**Core Concept**
Karyotyping is a process that involves the analysis of the chromosomes in a cell to detect any genetic abnormalities. It can be performed on various fetal tissues to diagnose chromosomal disorders. **Prenatal diagnosis** is crucial for identifying fetal anomalies early in pregnancy.

**Why the Correct Answer is Right**
Since the correct answer is not provided, let's discuss the common sources used for fetal karyotyping.

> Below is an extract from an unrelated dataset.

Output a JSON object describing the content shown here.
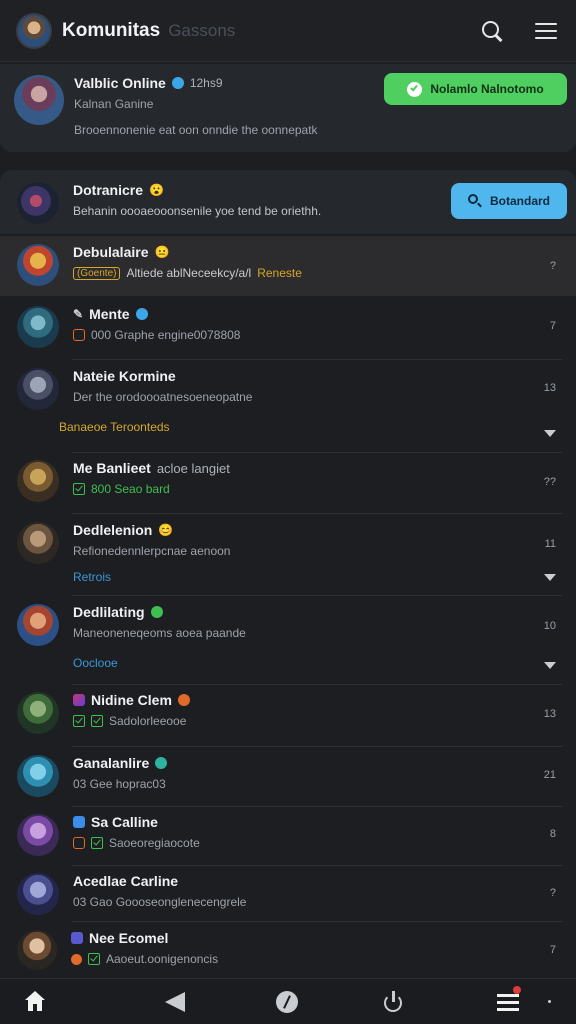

These include **amniotic fluid**, **chorionic villus sampling**, and **peripheral blood** from the mother (for non-invasive prenatal testing). Each of these sources contains fetal cells or DNA that can be analyzed for chromosomal abnormalities.

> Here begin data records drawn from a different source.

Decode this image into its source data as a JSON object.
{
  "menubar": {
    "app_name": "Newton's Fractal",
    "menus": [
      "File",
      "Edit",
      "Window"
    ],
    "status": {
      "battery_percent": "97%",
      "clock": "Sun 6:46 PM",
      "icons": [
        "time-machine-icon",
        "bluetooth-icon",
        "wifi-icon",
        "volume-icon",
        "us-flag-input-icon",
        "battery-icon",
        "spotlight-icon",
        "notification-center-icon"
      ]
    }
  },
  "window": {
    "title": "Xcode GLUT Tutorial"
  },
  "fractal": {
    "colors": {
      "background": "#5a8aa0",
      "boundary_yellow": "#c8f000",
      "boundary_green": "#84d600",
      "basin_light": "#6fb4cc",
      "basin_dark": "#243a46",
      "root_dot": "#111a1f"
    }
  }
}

**Why Each Wrong Option is Incorrect**
**Option A:** Amniotic fluid can be used for karyotyping as it contains fetal cells that have been shed from the skin, lungs, and other tissues.
**Option B:** Chorionic villus sampling is another method used to obtain fetal cells for karyotyping.

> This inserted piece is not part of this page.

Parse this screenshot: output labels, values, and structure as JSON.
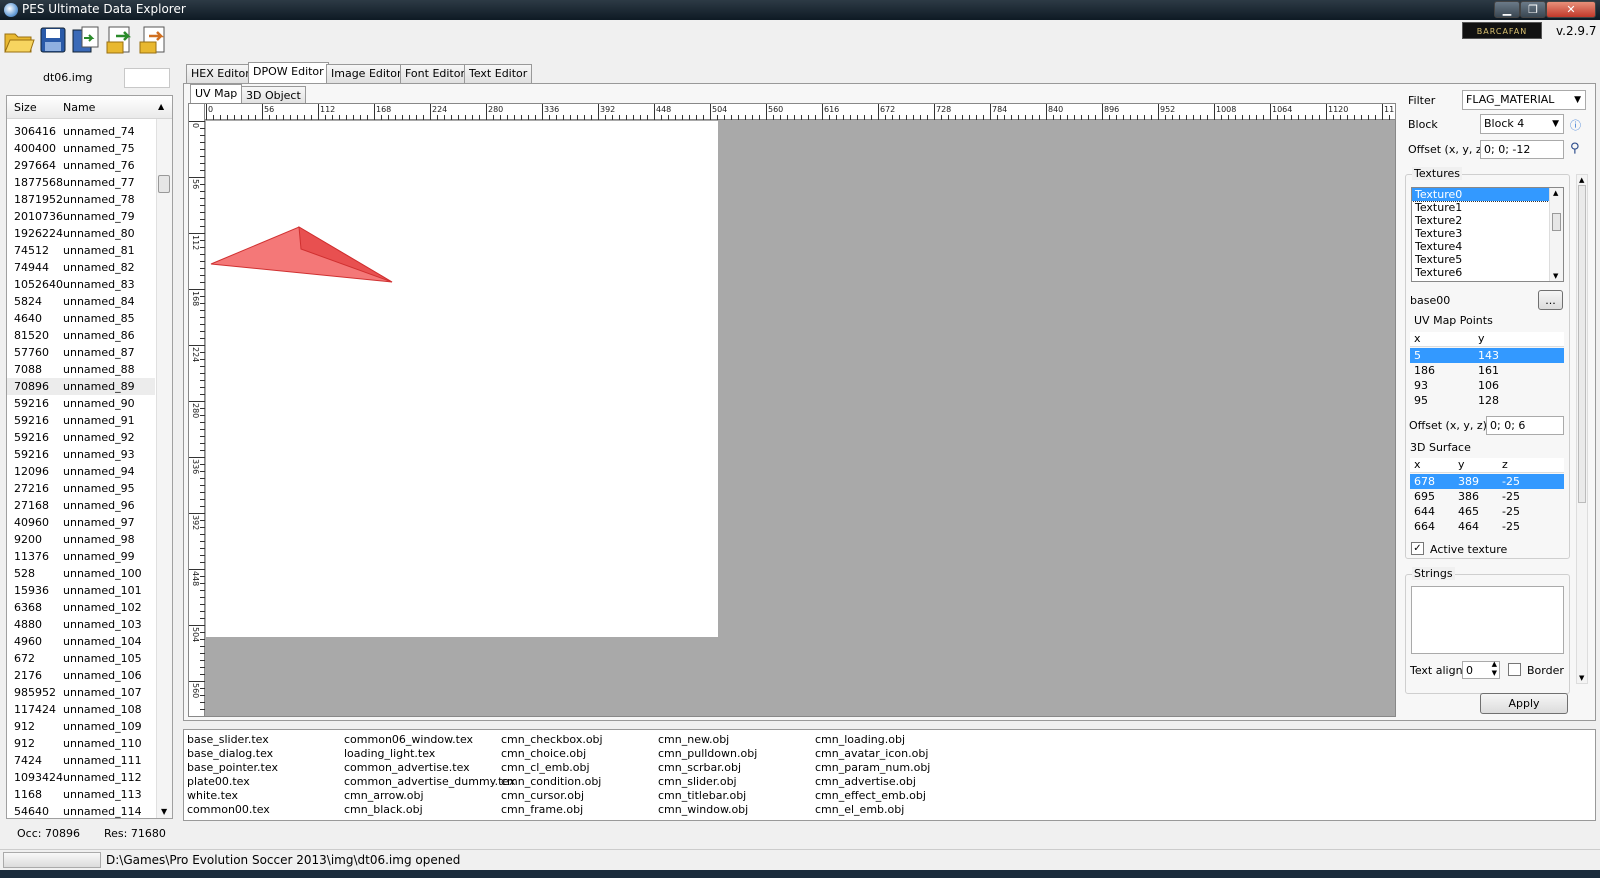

**Option C:** Fetal blood sampling, although rarely used, can also provide a source of fetal cells for karyotyping.

**Clinical Pearl / High-Yield Fact**
Karyotyping can detect numerical and structural chromosomal abnormalities, such as **Down syndrome** and **Turner syndrome**. It's essential to remember that each prenatal diagnostic method has its own set of indications, benefits, and risks.

**Correct Answer:** D. None of the above options are provided to complete this explanation.